INTRODUCTION. The case concerns the applicants’ complaints, under Article 6 §§ 1 and 3 (c) of the Convention, that in the criminal proceedings conducted against them they had not been given an opportunity to attend the sessions of the appeal panel.

FIRST SECTION
CASE OF ŠAPONJA AND KARAULA v. CROATIA
(Applications nos. 72962/16 and 28751/17)
JUDGMENT
STRASBOURG
18 March 2021

This judgment is final but it may be subject to editorial revision.
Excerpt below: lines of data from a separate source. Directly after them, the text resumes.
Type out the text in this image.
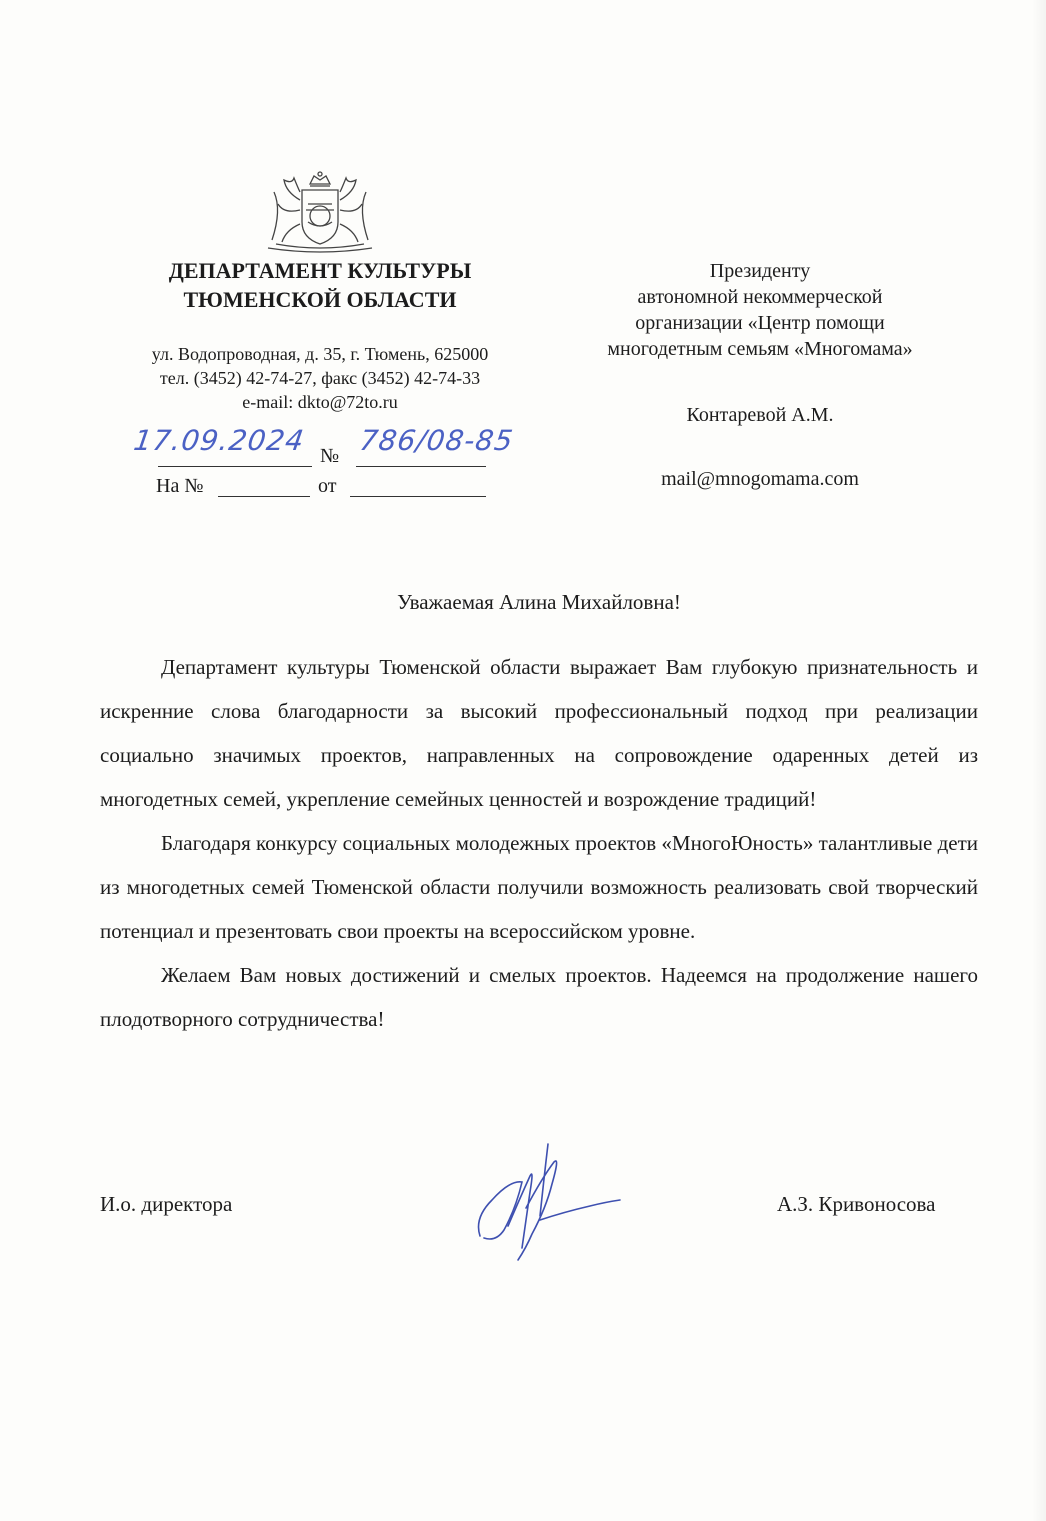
ДЕПАРТАМЕНТ КУЛЬТУРЫ
ТЮМЕНСКОЙ ОБЛАСТИ
ул. Водопроводная, д. 35, г. Тюмень, 625000
тел. (3452) 42-74-27, факс (3452) 42-74-33
e-mail: dkto@72to.ru
17.09.2024 № 786/08-85
На №	от
Президенту
автономной некоммерческой
организации «Центр помощи
многодетным семьям «Многомама»
Контаревой А.М.
mail@mnogomama.com
Уважаемая Алина Михайловна!

Департамент культуры Тюменской области выражает Вам глубокую признательность и искренние слова благодарности за высокий профессиональный подход при реализации социально значимых проектов, направленных на сопровождение одаренных детей из многодетных семей, укрепление семейных ценностей и возрождение традиций!

Благодаря конкурсу социальных молодежных проектов «МногоЮность» талантливые дети из многодетных семей Тюменской области получили возможность реализовать свой творческий потенциал и презентовать свои проекты на всероссийском уровне.

Желаем Вам новых достижений и смелых проектов. Надеемся на продолжение нашего плодотворного сотрудничества!

И.о. директора	А.З. Кривоносова
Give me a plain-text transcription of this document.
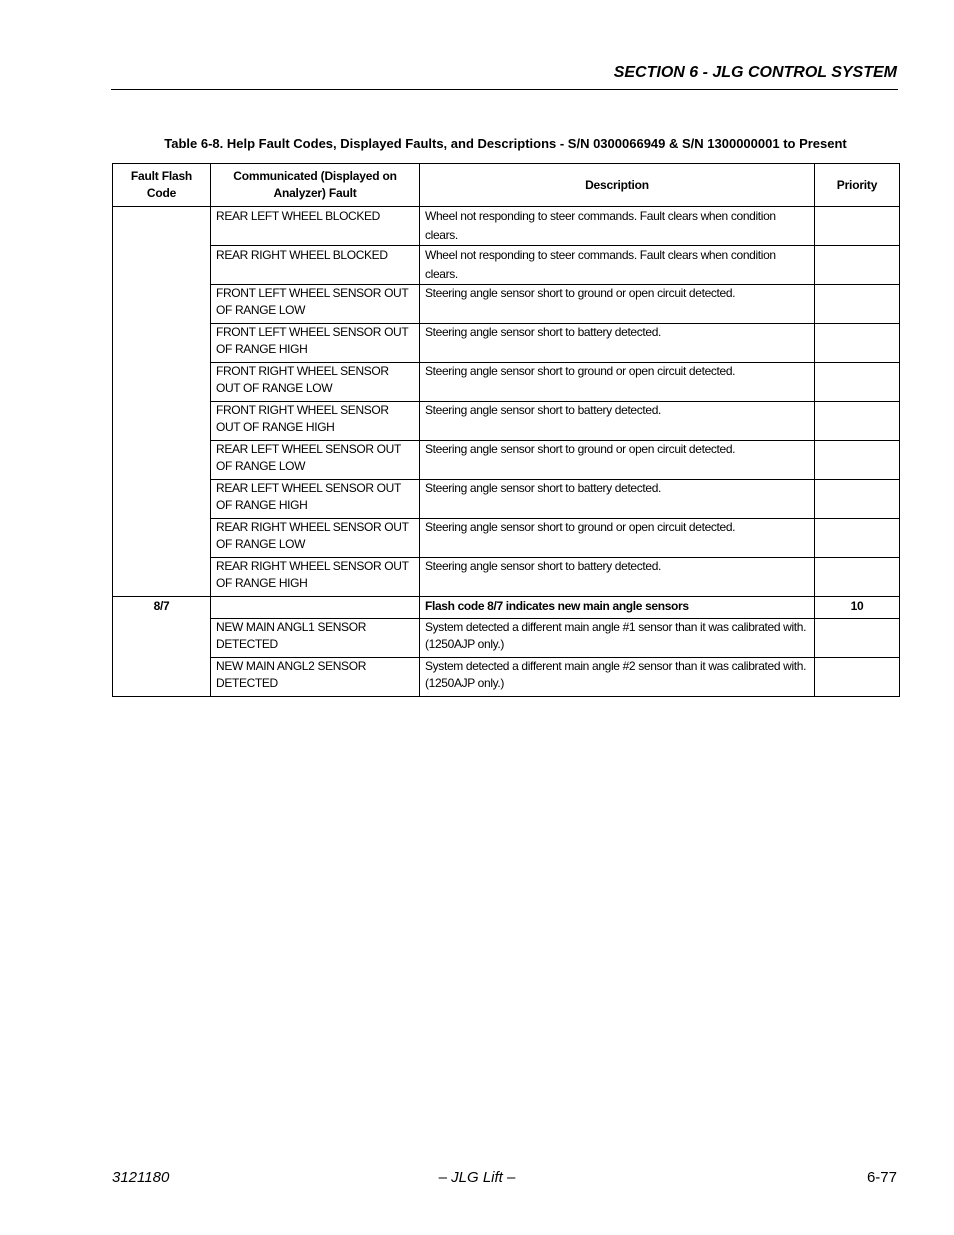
SECTION 6 - JLG CONTROL SYSTEM
Table 6-8. Help Fault Codes, Displayed Faults, and Descriptions - S/N 0300066949 & S/N 1300000001 to Present
Fault Flash Code	Communicated (Displayed on Analyzer) Fault	Description	Priority
	REAR LEFT WHEEL BLOCKED	Wheel not responding to steer commands. Fault clears when condition clears.	
	REAR RIGHT WHEEL BLOCKED	Wheel not responding to steer commands. Fault clears when condition clears.	
	FRONT LEFT WHEEL SENSOR OUT OF RANGE LOW	Steering angle sensor short to ground or open circuit detected.	
	FRONT LEFT WHEEL SENSOR OUT OF RANGE HIGH	Steering angle sensor short to battery detected.	
	FRONT RIGHT WHEEL SENSOR OUT OF RANGE LOW	Steering angle sensor short to ground or open circuit detected.	
	FRONT RIGHT WHEEL SENSOR OUT OF RANGE HIGH	Steering angle sensor short to battery detected.	
	REAR LEFT WHEEL SENSOR OUT OF RANGE LOW	Steering angle sensor short to ground or open circuit detected.	
	REAR LEFT WHEEL SENSOR OUT OF RANGE HIGH	Steering angle sensor short to battery detected.	
	REAR RIGHT WHEEL SENSOR OUT OF RANGE LOW	Steering angle sensor short to ground or open circuit detected.	
	REAR RIGHT WHEEL SENSOR OUT OF RANGE HIGH	Steering angle sensor short to battery detected.	
8/7		Flash code 8/7 indicates new main angle sensors	10
	NEW MAIN ANGL1 SENSOR DETECTED	System detected a different main angle #1 sensor than it was calibrated with. (1250AJP only.)	
	NEW MAIN ANGL2 SENSOR DETECTED	System detected a different main angle #2 sensor than it was calibrated with. (1250AJP only.)	
3121180	– JLG Lift –	6-77
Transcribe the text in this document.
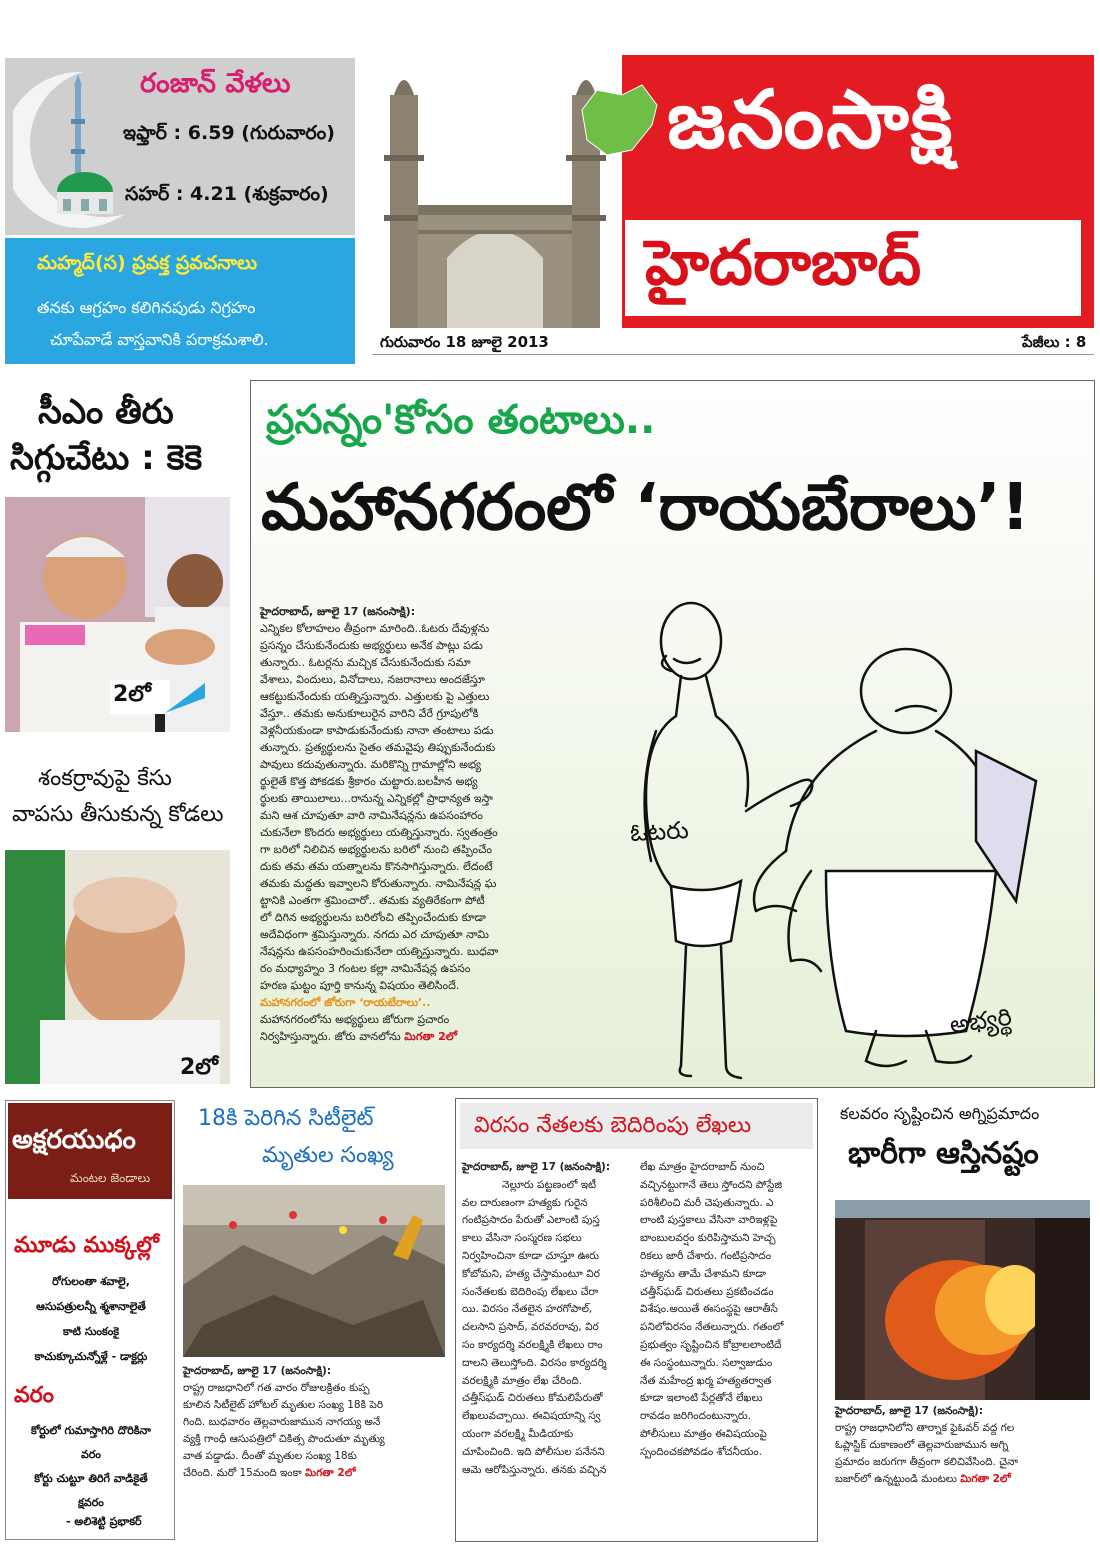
రంజాన్ వేళలు
ఇఫ్తార్ : 6.59 (గురువారం)
సహర్ : 4.21 (శుక్రవారం)
మహ్మద్(స) ప్రవక్త ప్రవచనాలు
తనకు ఆగ్రహం కలిగినపుడు నిగ్రహం
చూపేవాడే వాస్తవానికి పరాక్రమశాలి.
జనంసాక్షి
హైదరాబాద్
గురువారం 18 జూలై 2013	పేజీలు : 8
సీఎం తీరు
సిగ్గుచేటు : కెకె
2లో
శంకర్రావుపై కేసు
వాపసు తీసుకున్న కోడలు
2లో
ప్రసన్నం'కోసం తంటాలు..
మహానగరంలో ‘రాయబేరాలు’!

హైదరాబాద్, జూలై 17 (జనంసాక్షి):

ఎన్నికల కోలాహలం తీవ్రంగా మారింది..ఓటరు దేవుళ్లను

ప్రసన్నం చేసుకునేందుకు అభ్యర్థులు అనేక పాట్లు పడు

తున్నారు.. ఓటర్లను మచ్చిక చేసుకునేందుకు సమా

వేశాలు, విందులు, వినోదాలు, నజరానాలు అందజేస్తూ

ఆకట్టుకునేందుకు యత్నిస్తున్నారు. ఎత్తులకు పై ఎత్తులు

వేస్తూ.. తమకు అనుకూలురైన వారిని వేరే గ్రూపులోకి

వెళ్లనీయకుండా కాపాడుకునేందుకు నానా తంటాలు పడు

తున్నారు. ప్రత్యర్థులను సైతం తమవైపు తిప్పుకునేందుకు

పావులు కదువుతున్నారు. మరికొన్ని గ్రామాల్లోని అభ్య

ర్థులైతే కొత్త పోకడకు శ్రీకారం చుట్టారు.బలహీన అభ్య

ర్థులకు తాయిలాలు...రానున్న ఎన్నికల్లో ప్రాధాన్యత ఇస్తా

మని ఆశ చూపుతూ వారి నామినేషన్లను ఉపసంహారం

చుకునేలా కొందరు అభ్యర్థులు యత్నిస్తున్నారు. స్వతంత్రం

గా బరిలో నిలిచిన అభ్యర్థులను బరిలో నుంచి తప్పించేం

దుకు తమ తమ యత్నాలను కొనసాగిస్తున్నారు. లేదంటే

తమకు మద్దతు ఇవ్వాలని కోరుతున్నారు. నామినేషన్ల ఘ

ట్టానికి ఎంతగా శ్రమించారో.. తమకు వ్యతిరేకంగా పోటీ

లో దిగిన అభ్యర్థులను బరిలోంచి తప్పించేందుకు కూడా

అదేవిధంగా శ్రమిస్తున్నారు. నగదు ఎర చూపుతూ నామి

నేషన్లను ఉపసంహరించుకునేలా యత్నిస్తున్నారు. బుధవా

రం మధ్యాహ్నం 3 గంటల కల్లా నామినేషన్ల ఉపసం

హరణ ఘట్టం పూర్తి కానున్న విషయం తెలిసిందే.

మహానగరంలో జోరుగా ‘రాయబేరాలు’..

మహానగరంలోను అభ్యర్థులు జోరుగా ప్రచారం

నిర్వహిస్తున్నారు. జోరు వానలోను మిగతా 2లో

ఓటరు
అభ్యర్థి
అక్షరయుధం
మంటల జెండాలు
మూడు ముక్కల్లో
రోగులంతా శవాలై,
ఆసుపత్రులన్నీ శ్మశానాలైతే
కాటి సుంకంకై
కాచుక్కూచున్నోళ్లే - డాక్టర్లు
వరం
కోర్టులో గుమాస్తాగిరి దొరికినా
వరం
కోర్టు చుట్టూ తిరిగే వాడికైతే
క్షవరం
- అలిశెట్టి ప్రభాకర్
18కి పెరిగిన సిటీలైట్
మృతుల సంఖ్య

హైదరాబాద్, జూలై 17 (జనంసాక్షి):

రాష్ట్ర రాజధానిలో గత వారం రోజులక్రితం కుప్ప

కూలిన సిటీలైట్ హోటల్ మృతుల సంఖ్య 18కి పెరి

గింది. బుధవారం తెల్లవారుజామున నాగయ్య అనే

వ్యక్తి గాంధీ ఆసుపత్రిలో చికిత్స పొందుతూ మృత్యు

వాత పడ్డాడు. దీంతో మృతుల సంఖ్య 18కు

చేరింది. మరో 15మంది ఇంకా మిగతా 2లో

విరసం నేతలకు బెదిరింపు లేఖలు

హైదరాబాద్, జూలై 17 (జనంసాక్షి):

నెల్లూరు పట్టణంలో ఇటీ

వల దారుణంగా హత్యకు గురైన

గంటిప్రసాదం పేరుతో ఎలాంటి పుస్త

కాలు వేసినా సంస్మరణ సభలు

నిర్వహించినా కూడా చూస్తూ ఊరు

కోబోమని, హత్య చేస్తామంటూ విర

సంనేతలకు బెదిరింపు లేఖలు చేరా

యి. విరసం నేతలైన హరగోపాల్,

చలసాని ప్రసాద్, వరవరరావు, విర

సం కార్యదర్శి వరలక్ష్మికి లేఖలు రాం

దాలని తెలుస్తోంది. విరసం కార్యదర్శి

వరలక్ష్మికి మాత్రం లేఖ చేరింది.

చత్తీస్‌ఘడ్ చిరుతలు కోమలిపేరుతో

లేఖలువచ్చాయి. ఈవిషయాన్ని స్వ

యంగా వరలక్ష్మి మీడియాకు

చూపించింది. ఇది పోలీసుల పనేనని

ఆమె ఆరోపిస్తున్నారు. తనకు వచ్చిన

లేఖ మాత్రం హైదరాబాద్ నుంచి

వచ్చినట్టుగానే తెలు స్తోందని పోస్టేజి

పరిశీలించి మరీ చెపుతున్నారు. ఎ

లాంటి పుస్తకాలు వేసినా వారిఇళ్లపై

బాంబులవర్షం కురిపిస్తామని హెచ్చ

రికలు జారీ చేశారు. గంటిప్రసాదం

హత్యను తామే చేశామని కూడా

చత్తీస్‌ఘడ్ చిరుతలు ప్రకటించడం

విశేషం.అయితే ఈసంస్థపై ఆరాతీసే

పనిలోవిరసం నేతలున్నారు. గతంలో

ప్రభుత్వం సృష్టించిన కోబ్రాలలాంటిదే

ఈ సంస్థంటున్నారు. సల్వాజుడుం

నేత మహేంద్ర ఖర్మ హత్యతర్వాత

కూడా ఇలాంటి పేర్లతోనే లేఖలు

రావడం జరిగిందంటున్నారు.

పోలీసులు మాత్రం ఈవిషయంపై

స్పందించకపోవడం శోచనీయం.

కలవరం సృష్టించిన అగ్నిప్రమాదం
భారీగా ఆస్తినష్టం

హైదరాబాద్, జూలై 17 (జనంసాక్షి):

రాష్ట్ర రాజధానిలోని తార్నాక ఫైఓవర్ వద్ద గల

ఓప్లాస్టిక్ దుకాణంలో తెల్లవారుజామున అగ్ని

ప్రమాదం జరుగగా తీవ్రంగా కలిచివేసింది. చైనా

బజార్‌లో ఉన్నట్టుండి మంటలు మిగతా 2లో
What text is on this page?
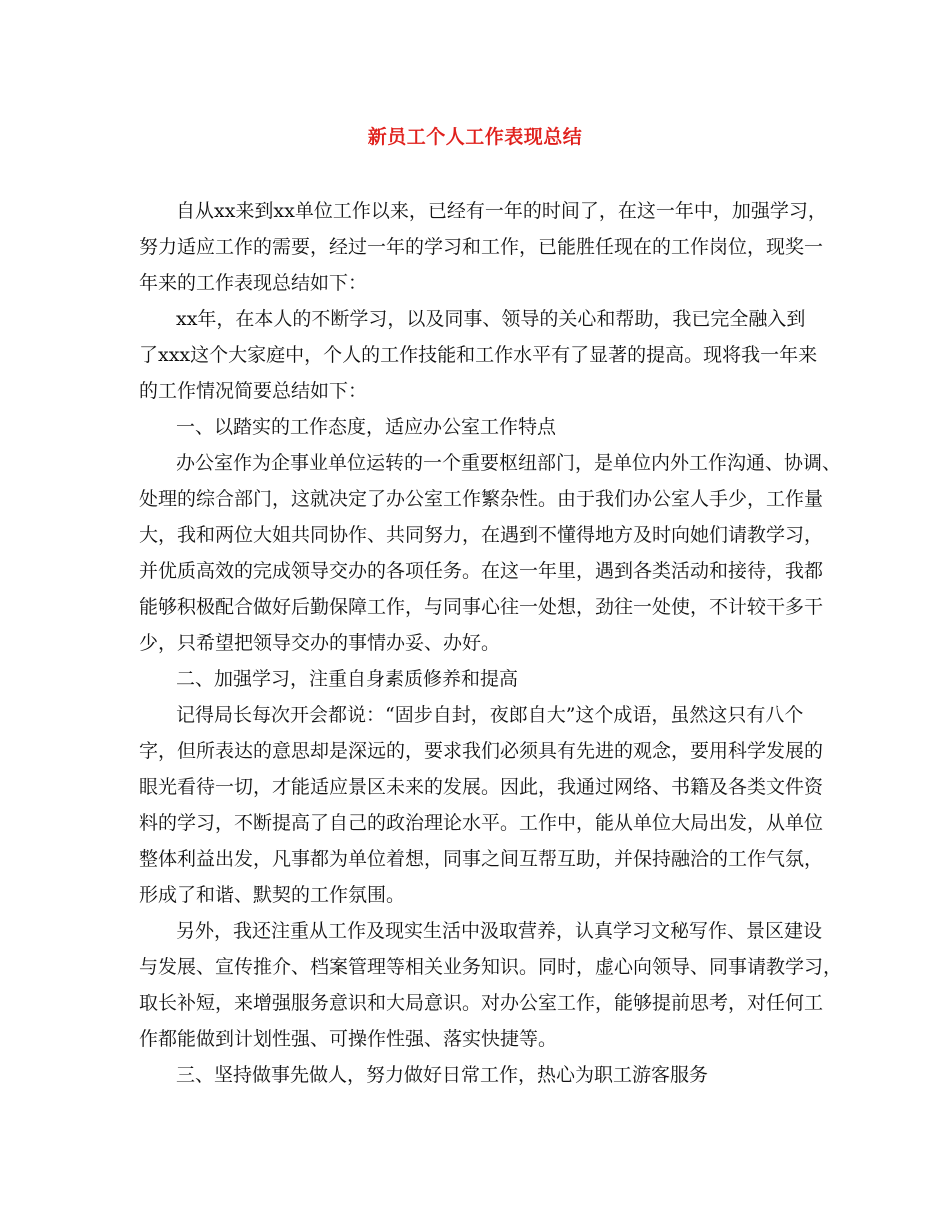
新员工个人工作表现总结
自从xx来到xx单位工作以来，已经有一年的时间了，在这一年中，加强学习，
努力适应工作的需要，经过一年的学习和工作，已能胜任现在的工作岗位，现奖一
年来的工作表现总结如下：
xx年，在本人的不断学习，以及同事、领导的关心和帮助，我已完全融入到
了xxx这个大家庭中，个人的工作技能和工作水平有了显著的提高。现将我一年来
的工作情况简要总结如下：
一、以踏实的工作态度，适应办公室工作特点
办公室作为企事业单位运转的一个重要枢纽部门，是单位内外工作沟通、协调、
处理的综合部门，这就决定了办公室工作繁杂性。由于我们办公室人手少，工作量
大，我和两位大姐共同协作、共同努力，在遇到不懂得地方及时向她们请教学习，
并优质高效的完成领导交办的各项任务。在这一年里，遇到各类活动和接待，我都
能够积极配合做好后勤保障工作，与同事心往一处想，劲往一处使，不计较干多干
少，只希望把领导交办的事情办妥、办好。
二、加强学习，注重自身素质修养和提高
记得局长每次开会都说：“固步自封，夜郎自大”这个成语，虽然这只有八个
字，但所表达的意思却是深远的，要求我们必须具有先进的观念，要用科学发展的
眼光看待一切，才能适应景区未来的发展。因此，我通过网络、书籍及各类文件资
料的学习，不断提高了自己的政治理论水平。工作中，能从单位大局出发，从单位
整体利益出发，凡事都为单位着想，同事之间互帮互助，并保持融洽的工作气氛，
形成了和谐、默契的工作氛围。
另外，我还注重从工作及现实生活中汲取营养，认真学习文秘写作、景区建设
与发展、宣传推介、档案管理等相关业务知识。同时，虚心向领导、同事请教学习，
取长补短，来增强服务意识和大局意识。对办公室工作，能够提前思考，对任何工
作都能做到计划性强、可操作性强、落实快捷等。
三、坚持做事先做人，努力做好日常工作，热心为职工游客服务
In the case of Šaponja and Karaula v. Croatia,

The European Court of Human Rights (First Section), sitting as a Committee composed of:
Alena Poláčková, President,
Péter Paczolay,
Raffaele Sabato, judges,
and Attila Teplán, ActingDeputy Section Registrar,

Having regard to:

the applications (nos. 72962/16 and 28751/17) against the Republic of Croatia lodged with the Court under Article 34 of the Convention for the Protection of Human Rights and Fundamental Freedoms (“the Convention”) by two Croatian nationals, Mr Slobodan Šaponja (“the first applicant”) and Mr Mate Karaula (“the second applicant”), on 24 November 2016 and 7 April 2017 respectively;

the decisions to give notice to the Croatian Government (“the Government”) of the complaints under Article 6 §§ 1 and 3 (c) of the Convention and to declare inadmissible the remainder of the applications;

the parties’ observations;

Having deliberated in private on 16 February 2021,

Delivers the following judgment, which was adopted on that date:

INTRODUCTION

1. The case concerns the applicants’ complaints, under Article 6 §§ 1 and 3 (c) of the Convention, that in the criminal proceedings conducted against them they had not been given an opportunity to attend the sessions of the appeal panel.

THE FACTS

2. The first applicant was born in 1980 and lives in Rijeka. The second applicant was born in 1970 and lives in Pakrac. The first applicant was represented by Mr K. Dekleva, a lawyer practising in Rijeka, and the second applicant was represented by Mr H. Čačić, a lawyer practising in Bjelovar.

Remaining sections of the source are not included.